Viking efsanesi, Portland katliamı ve tarihi doğru yorumlamanın önemi
Profesör David Perry; Müslümanlara saldıran Portland katili, Jeremy Christian'ın neden Vikinglerin Vinland'ını kutsadığını sorgulayan yazısında, ırkçılık ile efsanelerin bağlantısı ve tarihi olayların doğru yorumuna dair kayda değer saptamalar var.
26 Mayıs tarihinde; ABD’nin Oregon eyaleti Portland kentinde bir trende biri başörtülü diğeri siyahi iki kadına hakaret eden 35 yaşındaki Jeremy Joseph Christian, kendisine engel olmaya çalışan üç kişiye bıçakla saldırdı. Olayda iki kişi öldü.
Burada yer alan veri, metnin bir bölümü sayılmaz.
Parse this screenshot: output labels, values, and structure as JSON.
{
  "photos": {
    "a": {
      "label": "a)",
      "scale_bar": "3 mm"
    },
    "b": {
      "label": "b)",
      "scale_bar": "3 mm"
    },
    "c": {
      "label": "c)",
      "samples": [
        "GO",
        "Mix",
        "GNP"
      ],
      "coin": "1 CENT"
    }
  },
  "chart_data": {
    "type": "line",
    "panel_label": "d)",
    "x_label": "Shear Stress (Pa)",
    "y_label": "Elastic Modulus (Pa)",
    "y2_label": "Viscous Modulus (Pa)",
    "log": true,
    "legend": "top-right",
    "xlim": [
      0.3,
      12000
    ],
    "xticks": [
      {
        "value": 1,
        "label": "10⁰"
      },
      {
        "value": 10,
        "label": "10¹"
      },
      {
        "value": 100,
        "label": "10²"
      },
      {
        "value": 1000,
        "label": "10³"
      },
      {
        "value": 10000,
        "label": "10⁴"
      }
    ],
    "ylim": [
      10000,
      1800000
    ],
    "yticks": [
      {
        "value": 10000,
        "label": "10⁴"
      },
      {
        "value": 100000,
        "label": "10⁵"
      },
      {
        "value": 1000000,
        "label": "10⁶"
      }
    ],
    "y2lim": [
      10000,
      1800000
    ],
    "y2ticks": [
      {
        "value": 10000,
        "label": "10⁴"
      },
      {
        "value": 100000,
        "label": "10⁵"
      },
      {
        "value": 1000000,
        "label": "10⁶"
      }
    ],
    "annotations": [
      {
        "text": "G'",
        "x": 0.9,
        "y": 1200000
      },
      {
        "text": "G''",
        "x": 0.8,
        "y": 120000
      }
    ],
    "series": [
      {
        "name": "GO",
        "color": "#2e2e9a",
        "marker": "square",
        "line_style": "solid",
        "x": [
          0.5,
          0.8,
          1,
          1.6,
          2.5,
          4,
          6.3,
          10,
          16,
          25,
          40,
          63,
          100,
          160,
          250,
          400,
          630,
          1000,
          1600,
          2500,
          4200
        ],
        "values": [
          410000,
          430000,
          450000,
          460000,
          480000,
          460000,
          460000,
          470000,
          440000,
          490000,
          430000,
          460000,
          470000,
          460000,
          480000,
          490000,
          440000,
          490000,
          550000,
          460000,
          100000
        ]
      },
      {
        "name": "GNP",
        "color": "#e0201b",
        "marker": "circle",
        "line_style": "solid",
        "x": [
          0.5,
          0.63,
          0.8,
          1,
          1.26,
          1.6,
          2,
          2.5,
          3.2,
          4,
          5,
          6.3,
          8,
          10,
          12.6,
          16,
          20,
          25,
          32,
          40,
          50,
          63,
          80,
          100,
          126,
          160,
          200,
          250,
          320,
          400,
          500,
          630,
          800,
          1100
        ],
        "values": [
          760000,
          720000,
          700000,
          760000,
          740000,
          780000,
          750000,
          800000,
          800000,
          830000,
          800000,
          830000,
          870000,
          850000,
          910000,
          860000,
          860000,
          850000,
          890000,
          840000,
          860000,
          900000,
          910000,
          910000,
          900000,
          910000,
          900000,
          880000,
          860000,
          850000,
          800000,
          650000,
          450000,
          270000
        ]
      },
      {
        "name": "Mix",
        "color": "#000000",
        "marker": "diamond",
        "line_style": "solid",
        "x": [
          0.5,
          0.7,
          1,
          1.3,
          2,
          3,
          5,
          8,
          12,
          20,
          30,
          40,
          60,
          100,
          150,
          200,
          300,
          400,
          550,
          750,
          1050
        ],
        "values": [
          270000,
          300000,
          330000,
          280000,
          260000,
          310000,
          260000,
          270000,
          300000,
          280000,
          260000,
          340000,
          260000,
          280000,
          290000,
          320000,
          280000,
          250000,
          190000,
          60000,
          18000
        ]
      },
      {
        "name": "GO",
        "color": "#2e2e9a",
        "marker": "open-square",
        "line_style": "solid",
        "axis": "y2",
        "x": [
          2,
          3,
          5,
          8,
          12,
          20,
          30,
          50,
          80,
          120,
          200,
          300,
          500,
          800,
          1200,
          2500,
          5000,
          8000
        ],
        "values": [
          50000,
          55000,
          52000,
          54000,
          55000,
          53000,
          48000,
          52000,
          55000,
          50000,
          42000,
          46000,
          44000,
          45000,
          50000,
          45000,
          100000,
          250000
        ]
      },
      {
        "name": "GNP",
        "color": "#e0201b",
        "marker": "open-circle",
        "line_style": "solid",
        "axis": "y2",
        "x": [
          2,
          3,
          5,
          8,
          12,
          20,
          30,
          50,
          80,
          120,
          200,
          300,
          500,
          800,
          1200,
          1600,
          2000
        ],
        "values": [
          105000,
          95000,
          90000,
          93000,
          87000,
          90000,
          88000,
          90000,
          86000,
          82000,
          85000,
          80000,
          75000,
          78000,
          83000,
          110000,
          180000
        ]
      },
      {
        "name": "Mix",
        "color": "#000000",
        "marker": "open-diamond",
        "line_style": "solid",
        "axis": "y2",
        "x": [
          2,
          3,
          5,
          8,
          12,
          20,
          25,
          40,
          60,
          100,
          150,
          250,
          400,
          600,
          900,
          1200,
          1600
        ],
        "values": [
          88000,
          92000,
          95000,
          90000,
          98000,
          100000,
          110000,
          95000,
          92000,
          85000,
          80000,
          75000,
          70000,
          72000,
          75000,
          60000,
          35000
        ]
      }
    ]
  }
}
Hollywood Transit Center civarında yaşanan olayda, görgü tanıklarının ifadelerine göre; biri başörtülü diğeri siyahi iki kadına bağırarak, vergi ödemediklerini, trenden inmelerini ve ülkeyi terk etmelerini isteyen Christian, kadınlara hakaret ederek, Müslümanlardan nefret ettiğini ve onların cani olduğunu söyledi. Tutuklanan Jeremy Christian'ın 29 Nisan’da Portland’ın Montaville Park’ında aşırı sağcıların organize ettiği ifade özgürlüğü yürüyüşüne beyzbol sopası ile gittiği ve solcu göstericilere saldırmaya yeltendiği anlaşıldı. Zanlının Facebook hesaplarında da Yahudi ve Müslüman karşıtı mesajlar paylaştığı ve ABD Başkanı Donald Trump’ın sıkı destekçisi olduğu belirlendi.
"Peki, bu olayla arkeolojinin ne alakası var?" diyeceksiniz doğal olarak. Bağlantı; ırkçı katilin Facebook hesabından paylaştığı Vikinglerle ilgili yarı ütopik bir paylaşım ve Prof. David Perry'nin The Washington Post gazetesinde yayınladığı konuyla alakalı bir yazısıyla kuruluyor....
"Portland katili 'Hail Vinland' dedi. Ben bu cümle ile onu kullanan nefret grupları hakkında daha fazla şey öğrenmiş oldum" diyen Dominik Üniversitesi'nden Tarihçi Prof. David Perry, "Beyaz Irkçılar Vikingleri seviyor ama onlar tarihi yanlış algılıyor" (White supremacists love Vikings. But they’ve got history all wrong) başlıklı yazısında; "Kuzey Amerika'da kısa bir süre boy gösteren Vikinglerin neden yüceltilğini ve 2 kişinin katil zanlısı olan bir ırkçının neden onlar için slogan attığını sorguladı.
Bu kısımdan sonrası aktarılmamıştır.